Got Gas? Health Care? Go to Venezuela

8-25-05, 9:45 am



President Hugo Chávez of Venezuela is taking hateful comments from right-wing elites in the US in stride. Despite inflammatory comments by the Bush administration and the barely coherent ravings of Christian Coalition founder and former Republican presidential candidate Pat Robertson about assassinating the elected Venezuelan president, Chávez continues to express his solidarity with the people of the US who struggle for peace, democracy and social justice.

At the recent opening ceremony of the World Festival of Youth and Students, which over 700 youth from the US attended, President Chávez expressed his country’s support for US youth in the struggle for peace and democracy by personally greeting the leaders of the US delegation.

And just weeks after the Republican dominated US Congress congratulated itself and gloated in the US media for passing an Energy Bill that gives billions in tax breaks to wealthy oil companies, blocks serious development of alternative forms of energy, and promotes higher gas prices, President Chávez offered to sell gasoline in poor and working class communities in the US at lower prices.

Chávez’s announcement comes just as US government estimates indicate fuel prices rising by as much as 80 cents per gallon by next year. Despite Bush’s public relations stunt on Wednesday to give the appearance of doing something about rising costs of gas and oil, critics are skeptical that his proposed tiny fuel economy standards changes will have any impact. 'Americans should buckle up for continued pain at the pump,' said David Friedman, research director for the Clean Vehicles Program at the Union of Concerned Scientists. 'At best, the administration's approach does nothing. At worst, it creates new loopholes that increase our oil dependence.'

Venezuela’s state-owned oil company PDVSA owns Citgo, which has 14,000 gas stations in the United States. Venezuelans currently pay about 75 cents less per gallon of gas than do US car owners.

According to CNN, President Chávez told reporters in Havana, Cuba, 'We want to sell gasoline and heating fuel directly to poor communities in the United States.' Chávez was attending a graduation ceremony for medical students at Cuba’s internationally renowned Latin American Medical School, which graduated students from 28 countries, including from Venezuela.

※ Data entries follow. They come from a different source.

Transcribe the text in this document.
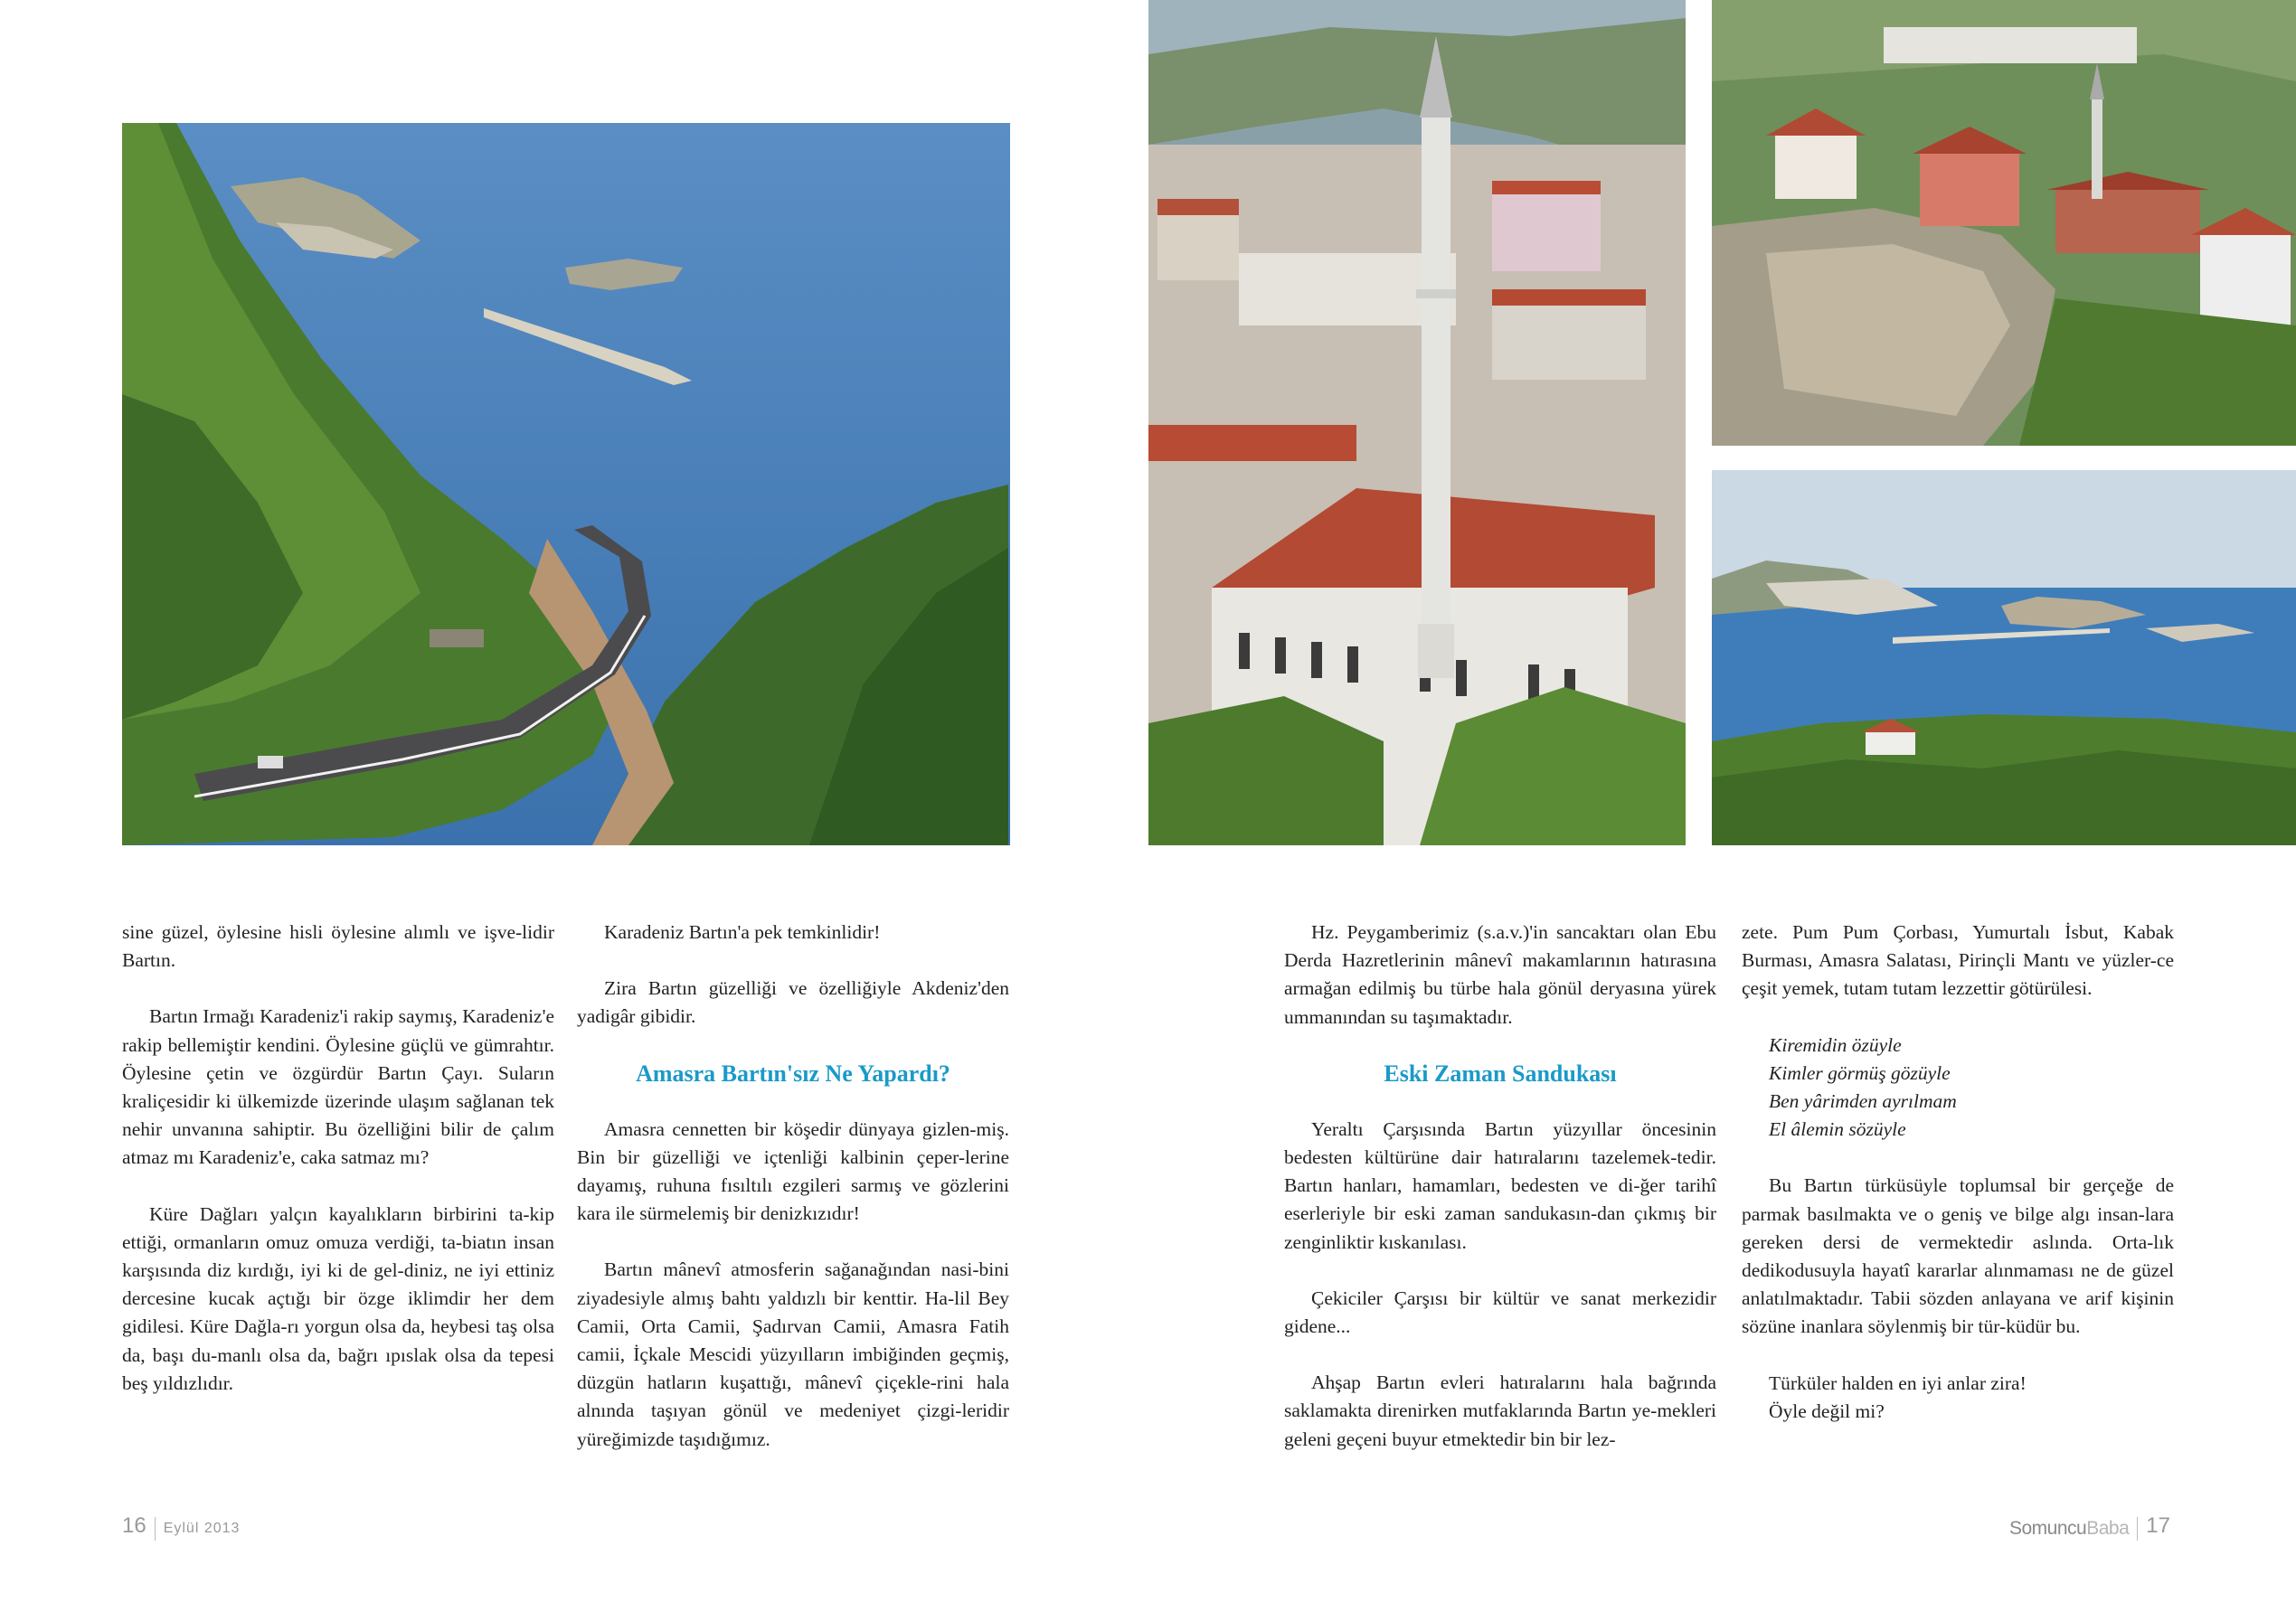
sine güzel, öylesine hisli öylesine alımlı ve işve-lidir Bartın.

Bartın Irmağı Karadeniz'i rakip saymış, Karadeniz'e rakip bellemiştir kendini. Öylesine güçlü ve gümrahtır. Öylesine çetin ve özgürdür Bartın Çayı. Suların kraliçesidir ki ülkemizde üzerinde ulaşım sağlanan tek nehir unvanına sahiptir. Bu özelliğini bilir de çalım atmaz mı Karadeniz'e, caka satmaz mı?

Küre Dağları yalçın kayalıkların birbirini ta-kip ettiği, ormanların omuz omuza verdiği, ta-biatın insan karşısında diz kırdığı, iyi ki de gel-diniz, ne iyi ettiniz dercesine kucak açtığı bir özge iklimdir her dem gidilesi. Küre Dağla-rı yorgun olsa da, heybesi taş olsa da, başı du-manlı olsa da, bağrı ıpıslak olsa da tepesi beş yıldızlıdır.

Karadeniz Bartın'a pek temkinlidir!

Zira Bartın güzelliği ve özelliğiyle Akdeniz'den yadigâr gibidir.

Amasra Bartın'sız Ne Yapardı?

Amasra cennetten bir köşedir dünyaya gizlen-miş. Bin bir güzelliği ve içtenliği kalbinin çeper-lerine dayamış, ruhuna fısıltılı ezgileri sarmış ve gözlerini kara ile sürmelemiş bir denizkızıdır!

Bartın mânevî atmosferin sağanağından nasi-bini ziyadesiyle almış bahtı yaldızlı bir kenttir. Ha-lil Bey Camii, Orta Camii, Şadırvan Camii, Amasra Fatih camii, İçkale Mescidi yüzyılların imbiğinden geçmiş, düzgün hatların kuşattığı, mânevî çiçekle-rini hala alnında taşıyan gönül ve medeniyet çizgi-leridir yüreğimizde taşıdığımız.

Hz. Peygamberimiz (s.a.v.)'in sancaktarı olan Ebu Derda Hazretlerinin mânevî makamlarının hatırasına armağan edilmiş bu türbe hala gönül deryasına yürek ummanından su taşımaktadır.

Eski Zaman Sandukası

Yeraltı Çarşısında Bartın yüzyıllar öncesinin bedesten kültürüne dair hatıralarını tazelemek-tedir. Bartın hanları, hamamları, bedesten ve di-ğer tarihî eserleriyle bir eski zaman sandukasın-dan çıkmış bir zenginliktir kıskanılası.

Çekiciler Çarşısı bir kültür ve sanat merkezidir gidene...

Ahşap Bartın evleri hatıralarını hala bağrında saklamakta direnirken mutfaklarında Bartın ye-mekleri geleni geçeni buyur etmektedir bin bir lez-

zete. Pum Pum Çorbası, Yumurtalı İsbut, Kabak Burması, Amasra Salatası, Pirinçli Mantı ve yüzler-ce çeşit yemek, tutam tutam lezzettir götürülesi.

Kiremidin özüyle
Kimler görmüş gözüyle
Ben yârimden ayrılmam
El âlemin sözüyle

Bu Bartın türküsüyle toplumsal bir gerçeğe de parmak basılmakta ve o geniş ve bilge algı insan-lara gereken dersi de vermektedir aslında. Orta-lık dedikodusuyla hayatî kararlar alınmaması ne de güzel anlatılmaktadır. Tabii sözden anlayana ve arif kişinin sözüne inanlara söylenmiş bir tür-küdür bu.

Türküler halden en iyi anlar zira!

Öyle değil mi?

16 Eylül 2013	SomuncuBaba 17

Both Chávez and Cuban President Fidel Castro have also offered to give poor Americans free health care and train doctors free of charge. Currently 45 million people in the US do not have access to health insurance, and nearly 30 million more are believed to have inadequate coverage. Recent estimates published in the Washington Post show that as many as half of all bankruptcies in the US occur as a result of debt burdens related to health care costs.

In a speech delivered just weeks ago from a newly built free people’s medical clinic located in one of Caracas’ working class barrios, President Hugo Chávez extended the benefits of the Venezuelan government's health care objectives to the poor people of the US.

Meanwhile, Bush is planning more tax cuts for the rich, has no policy on health care, and has done nothing to create jobs, rebuild our public schools, or limit the movement of jobs overseas.

To top it off, President Chávez has been elected, re-elected, and sustained in office by large popular majorities that President Bush, whose ability to win a popular election fairly remains in doubt, can only dream about.

President Chávez’s approval rating is about 70 percent in his country. President Bush’s approval rating has sunk to 36 percent here.